I do not get an error by running the above code. But if I try to test the network by uncommenting the net.activate statement at the end, I get the following error:
Traceback (most recent call last):
File "test.py", line 38, in <module>
print net.activate([2,1])
File "/usr/local/lib/python2.7/dist-packages/PyBrain-0.3.1-py2.7.egg/pybrain/structure/networks/feedforward.py", line 19, in activate
return super(FeedForwardNetworkComponent, self).activate(inpt)
File "/usr/local/lib/python2.7/dist-packages/PyBrain-0.3.1- py2.7.egg/pybrain/structure/modules/module.py", line 123, in activate
self.forward()
File "/usr/local/lib/python2.7/dist-packages/PyBrain-0.3.1-py2.7.egg/pybrain/structure/modules/module.py", line 75, in forward
self.outputbuffer[self.offset])
File "/usr/local/lib/python2.7/dist-packages/PyBrain-0.3.1- py2.7.egg/pybrain/structure/networks/feedforward.py", line 32, in _forwardImplementation
c.forward()
File "/usr/local/lib/python2.7/dist-packages/PyBrain-0.3.1-py2.7.egg/pybrain/structure/connections/connection.py", line 77, in forward
self.outmod.inputbuffer[outmodOffset, self.outSliceFrom:self.outSliceTo])
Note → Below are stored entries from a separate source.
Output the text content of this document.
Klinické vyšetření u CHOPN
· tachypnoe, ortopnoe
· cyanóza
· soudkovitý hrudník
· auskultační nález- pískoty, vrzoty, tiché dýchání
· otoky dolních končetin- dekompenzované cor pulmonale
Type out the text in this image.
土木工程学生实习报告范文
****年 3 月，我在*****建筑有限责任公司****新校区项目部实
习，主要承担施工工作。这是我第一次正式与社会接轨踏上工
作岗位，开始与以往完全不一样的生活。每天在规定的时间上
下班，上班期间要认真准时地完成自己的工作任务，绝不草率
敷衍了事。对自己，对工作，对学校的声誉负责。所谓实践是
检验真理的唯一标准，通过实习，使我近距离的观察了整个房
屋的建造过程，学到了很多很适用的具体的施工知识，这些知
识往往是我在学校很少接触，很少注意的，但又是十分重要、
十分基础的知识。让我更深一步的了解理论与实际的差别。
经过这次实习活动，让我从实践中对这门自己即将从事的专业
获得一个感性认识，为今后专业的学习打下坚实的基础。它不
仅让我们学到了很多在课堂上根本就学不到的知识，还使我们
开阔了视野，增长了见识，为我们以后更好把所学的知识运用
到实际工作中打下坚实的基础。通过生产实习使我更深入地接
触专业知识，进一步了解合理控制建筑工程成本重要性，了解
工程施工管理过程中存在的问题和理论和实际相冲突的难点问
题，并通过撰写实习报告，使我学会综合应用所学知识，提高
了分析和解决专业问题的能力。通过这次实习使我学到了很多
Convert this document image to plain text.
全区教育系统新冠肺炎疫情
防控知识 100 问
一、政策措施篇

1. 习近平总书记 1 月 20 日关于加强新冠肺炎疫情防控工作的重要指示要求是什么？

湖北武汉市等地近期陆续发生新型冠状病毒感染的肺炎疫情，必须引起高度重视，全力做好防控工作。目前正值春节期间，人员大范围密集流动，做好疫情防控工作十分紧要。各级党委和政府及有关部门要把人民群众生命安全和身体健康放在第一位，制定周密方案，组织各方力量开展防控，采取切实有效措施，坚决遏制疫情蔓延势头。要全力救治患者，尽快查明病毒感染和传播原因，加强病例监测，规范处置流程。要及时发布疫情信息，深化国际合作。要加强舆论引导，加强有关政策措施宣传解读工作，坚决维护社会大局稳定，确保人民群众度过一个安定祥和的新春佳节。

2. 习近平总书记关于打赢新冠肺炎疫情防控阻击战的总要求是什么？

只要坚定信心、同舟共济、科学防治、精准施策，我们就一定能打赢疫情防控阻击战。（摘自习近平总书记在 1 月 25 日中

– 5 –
File "/usr/local/lib/python2.7/dist-packages/PyBrain-0.3.1-py2.7.egg/pybrain/structure/connections/shared.py", line 64, in _forwardImplementation
FullConnection._forwardImplementation(self, inbuf, outbuf)
File "/usr/local/lib/python2.7/dist-packages/PyBrain-0.3.1-py2.7.egg/pybrain/structure/connections/full.py", line 19, in _forwardImplementation
outbuf += dot(reshape(self.params, (self.outdim, self.indim)), inbuf)
File "/usr/lib/python2.7/dist-packages/numpy/core/fromnumeric.py", line 171, in reshape
return reshape(newshape, order=order)
ValueError: total size of new array must be unchanged
so I imagine I must be misunderstanding something about the way this is set up. Many thanks to anyone who can point out where in my understanding of these commands I'm going astray!